The summit had been intended to push for new Israeli-Palestinian peace efforts, but was overshadowed by the violence.

Standing next to Olmert in the Red Sea resort of Sharm El-Sheik, Mubarak condemned the raid in Ramallah. ``Israel's security cannot be achieved through military force but by serious endeavors toward peace,'' he said.

In Washington, a senior European Union diplomat said Secretary of State Condoleezza Rice will travel to the Middle East this month to try to promote peacemaking.

``We will try to see how we can give a push to the peace process,'' said Javier Solana, who met with Rice on Thursday.

The Israeli raid, which turned downtown Ramallah into a battlefield with dozens of cars smashed and vegetable carts overturned, further undercut Abbas at a time when he is locked in an increasingly violent power struggle with the Islamic militant Hamas.

Abbas said Israel's assurances that it is striving for peace and security cannot be believed. ``The continued aggression will only lead to the destruction of all efforts aimed at realizing peace,'' his statement said.

In the northern Gaza Strip, a senior Palestinian security officer allied with Fatah was killed when Hamas militants laid siege to his house, engaging in a protracted gunbattle with his guards and then attacking it with grenades and a dozen rockets, Palestinian officials and witnesses said.

The officer, Col. Mohammed Ghayeb, was the chief of the Preventive Security Service in northern Gaza, and his death was expected to trigger revenge attacks.

Moments before his death, Ghayeb was on the telephone to Palestine TV appealing for help as his house in Beit Lahiya came under attack. ``They are killers,'' he said of the Hamas gunmen. ``They are targeting the house, children are dying, they are bleeding. For God's sake, send an ambulance, we want an ambulance, somebody move.''

The battle outside the house raged for much of the day and killed four of Ghayeb's guards and a Hamas gunman. About three dozen people, including eight children, were wounded.

Hours later, Abbas of Fatah and Haniyeh of Hamas met in Gaza and agreed to work to defuse the tensions and recall their gunmen, Haniyeh told reporters. ``We are going to end all armed displays in the streets,'' he said. Abbas had no comment.

It wasn't immediately clear if the truce, the latest of several, would hold.

During the standoff outside Ghayeb's home, dozens of women rushed into the streets in protest, chanting ``Spare the bullets, shame, shame.''

One resident, Amina Abu Saher, told Al Quds radio that it was difficult for her to see Palestinians battle each other and she and the other women were determined to stop the internal fighting.
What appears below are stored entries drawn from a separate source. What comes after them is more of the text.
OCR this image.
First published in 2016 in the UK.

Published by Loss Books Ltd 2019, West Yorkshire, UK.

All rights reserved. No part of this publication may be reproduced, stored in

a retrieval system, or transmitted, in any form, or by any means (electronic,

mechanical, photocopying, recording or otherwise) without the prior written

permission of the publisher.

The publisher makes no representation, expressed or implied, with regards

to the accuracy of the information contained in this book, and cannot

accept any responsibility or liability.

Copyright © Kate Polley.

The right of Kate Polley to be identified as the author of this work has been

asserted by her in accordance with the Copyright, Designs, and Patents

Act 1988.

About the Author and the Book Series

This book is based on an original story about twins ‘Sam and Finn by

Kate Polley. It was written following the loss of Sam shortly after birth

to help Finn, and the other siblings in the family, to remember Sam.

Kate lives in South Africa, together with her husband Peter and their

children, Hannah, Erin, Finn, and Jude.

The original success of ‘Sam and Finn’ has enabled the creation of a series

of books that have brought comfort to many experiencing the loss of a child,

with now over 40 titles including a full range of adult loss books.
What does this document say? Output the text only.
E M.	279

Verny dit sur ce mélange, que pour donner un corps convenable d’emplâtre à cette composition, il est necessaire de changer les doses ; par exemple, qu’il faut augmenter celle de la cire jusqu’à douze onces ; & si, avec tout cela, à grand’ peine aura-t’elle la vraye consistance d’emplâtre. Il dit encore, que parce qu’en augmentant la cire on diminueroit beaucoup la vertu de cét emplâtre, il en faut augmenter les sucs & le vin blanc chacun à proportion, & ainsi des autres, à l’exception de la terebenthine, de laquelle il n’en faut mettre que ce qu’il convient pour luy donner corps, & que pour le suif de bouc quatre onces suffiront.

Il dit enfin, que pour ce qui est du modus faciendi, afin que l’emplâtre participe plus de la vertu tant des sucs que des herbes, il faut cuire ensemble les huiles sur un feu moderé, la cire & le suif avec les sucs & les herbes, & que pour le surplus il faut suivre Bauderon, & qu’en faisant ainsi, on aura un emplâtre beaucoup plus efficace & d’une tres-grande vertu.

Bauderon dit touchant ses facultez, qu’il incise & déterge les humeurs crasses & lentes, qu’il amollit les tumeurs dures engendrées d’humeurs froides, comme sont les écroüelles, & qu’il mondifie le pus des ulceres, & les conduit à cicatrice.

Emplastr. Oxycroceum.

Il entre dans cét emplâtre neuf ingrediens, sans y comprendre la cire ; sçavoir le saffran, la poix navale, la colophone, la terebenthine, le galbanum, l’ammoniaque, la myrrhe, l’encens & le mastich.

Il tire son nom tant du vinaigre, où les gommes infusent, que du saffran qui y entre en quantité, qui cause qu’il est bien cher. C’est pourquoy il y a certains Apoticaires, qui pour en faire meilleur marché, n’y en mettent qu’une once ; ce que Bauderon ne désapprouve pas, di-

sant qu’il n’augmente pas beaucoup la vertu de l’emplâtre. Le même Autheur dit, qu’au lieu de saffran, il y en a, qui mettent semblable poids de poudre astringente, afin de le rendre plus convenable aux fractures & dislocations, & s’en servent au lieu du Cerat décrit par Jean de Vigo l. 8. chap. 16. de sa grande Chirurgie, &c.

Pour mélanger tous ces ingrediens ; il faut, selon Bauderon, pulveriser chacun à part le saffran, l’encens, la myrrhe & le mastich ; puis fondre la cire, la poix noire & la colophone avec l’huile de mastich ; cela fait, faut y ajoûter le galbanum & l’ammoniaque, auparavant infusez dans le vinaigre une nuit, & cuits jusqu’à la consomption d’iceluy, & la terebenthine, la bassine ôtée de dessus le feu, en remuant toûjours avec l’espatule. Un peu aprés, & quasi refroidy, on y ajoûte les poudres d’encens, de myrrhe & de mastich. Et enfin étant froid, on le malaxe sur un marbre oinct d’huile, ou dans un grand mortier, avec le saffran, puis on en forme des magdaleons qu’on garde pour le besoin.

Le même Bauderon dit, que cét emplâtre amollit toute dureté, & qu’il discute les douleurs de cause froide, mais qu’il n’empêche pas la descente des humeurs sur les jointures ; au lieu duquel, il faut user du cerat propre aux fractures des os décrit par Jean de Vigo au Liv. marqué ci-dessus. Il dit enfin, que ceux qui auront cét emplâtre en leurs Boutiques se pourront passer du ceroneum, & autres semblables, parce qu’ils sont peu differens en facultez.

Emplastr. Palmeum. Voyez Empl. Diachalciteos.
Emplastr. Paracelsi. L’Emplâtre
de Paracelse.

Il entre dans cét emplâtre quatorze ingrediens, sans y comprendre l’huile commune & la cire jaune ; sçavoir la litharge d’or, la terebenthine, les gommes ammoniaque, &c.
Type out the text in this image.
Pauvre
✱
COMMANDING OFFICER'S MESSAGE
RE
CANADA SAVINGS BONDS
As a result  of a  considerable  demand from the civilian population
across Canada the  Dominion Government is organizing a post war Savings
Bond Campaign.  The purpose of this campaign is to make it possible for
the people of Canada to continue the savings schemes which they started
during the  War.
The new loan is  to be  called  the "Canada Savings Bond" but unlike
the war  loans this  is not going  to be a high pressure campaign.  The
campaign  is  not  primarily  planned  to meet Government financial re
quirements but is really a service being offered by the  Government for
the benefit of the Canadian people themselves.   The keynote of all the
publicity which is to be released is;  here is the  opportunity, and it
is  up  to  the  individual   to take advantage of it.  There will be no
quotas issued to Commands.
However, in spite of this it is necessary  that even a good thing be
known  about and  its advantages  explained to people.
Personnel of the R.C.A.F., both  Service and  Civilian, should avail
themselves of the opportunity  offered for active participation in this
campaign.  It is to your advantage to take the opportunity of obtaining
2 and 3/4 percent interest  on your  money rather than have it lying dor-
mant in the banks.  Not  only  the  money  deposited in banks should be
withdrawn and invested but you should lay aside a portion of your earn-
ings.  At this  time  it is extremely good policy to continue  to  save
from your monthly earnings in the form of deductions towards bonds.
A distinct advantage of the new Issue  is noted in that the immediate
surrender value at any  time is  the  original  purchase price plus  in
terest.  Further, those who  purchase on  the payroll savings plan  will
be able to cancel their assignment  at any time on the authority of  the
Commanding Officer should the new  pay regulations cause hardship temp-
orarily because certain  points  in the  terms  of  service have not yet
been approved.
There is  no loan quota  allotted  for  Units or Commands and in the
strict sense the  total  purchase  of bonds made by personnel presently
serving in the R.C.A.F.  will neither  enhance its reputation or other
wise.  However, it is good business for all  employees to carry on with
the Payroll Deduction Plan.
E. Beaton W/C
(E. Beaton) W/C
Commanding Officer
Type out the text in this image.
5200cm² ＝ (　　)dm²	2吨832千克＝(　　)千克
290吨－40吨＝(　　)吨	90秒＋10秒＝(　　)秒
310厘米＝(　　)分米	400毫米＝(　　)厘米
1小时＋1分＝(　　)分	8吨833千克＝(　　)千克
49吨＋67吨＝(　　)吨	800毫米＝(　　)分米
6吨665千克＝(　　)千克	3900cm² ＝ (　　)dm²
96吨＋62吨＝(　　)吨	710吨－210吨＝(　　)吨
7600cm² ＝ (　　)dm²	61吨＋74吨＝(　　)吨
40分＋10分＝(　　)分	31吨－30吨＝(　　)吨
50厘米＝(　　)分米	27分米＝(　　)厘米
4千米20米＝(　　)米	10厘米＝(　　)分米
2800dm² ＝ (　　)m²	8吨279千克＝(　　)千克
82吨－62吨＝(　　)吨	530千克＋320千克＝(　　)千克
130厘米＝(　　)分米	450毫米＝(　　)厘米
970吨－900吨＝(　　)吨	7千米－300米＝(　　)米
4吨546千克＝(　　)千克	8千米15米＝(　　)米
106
The factional fighting is a result of the political deadlock between Hamas, which controls the Cabinet, and Abbas, who was elected separately and wields considerable power. Talks on power-sharing between Hamas and Fatah have failed, and truce attempts have repeatedly collapsed.

In several places in the West Bank late Thursday, Fatah militants attacked Hamas offices and vehicles. One Hamas activist was wounded, Palestinian security officials said.

The Israeli army raid in Ramallah took the Palestinians by surprise.

It began when troops tried to arrest fugitives from the Al Aqsa Martyrs' Brigades, a violent Fatah offshoot, in the vegetable market. A gunbattle erupted, and Israeli forces sent reinforcements, including armored personnel carriers, bulldozers, jeeps and an attack helicopter.

For about two hours, a heavy battle raged, sending residents scrambling for cover. Bursts of gunfire, loud booms and ambulance sirens could be heard across Ramallah. At one point, a helicopter fired large-caliber bullets.

The apparent target of the raid, Rabih Hamed, was seriously injured. A photographer for the local news agency Maan was critically wounded by a gunshot to the head.

Meanwhile, Israeli TV and Channel 2 television reported that Olmert had decided to remove his defense minister, Amir Peretz, citing sources in the prime minister's office. Olmert's office, however, denied the reports.

Peretz, who has a limited security background has come under fire, along with Olmert, because of the inconclusive results of last summer's war with Hezbollah guerrillas in Lebanon.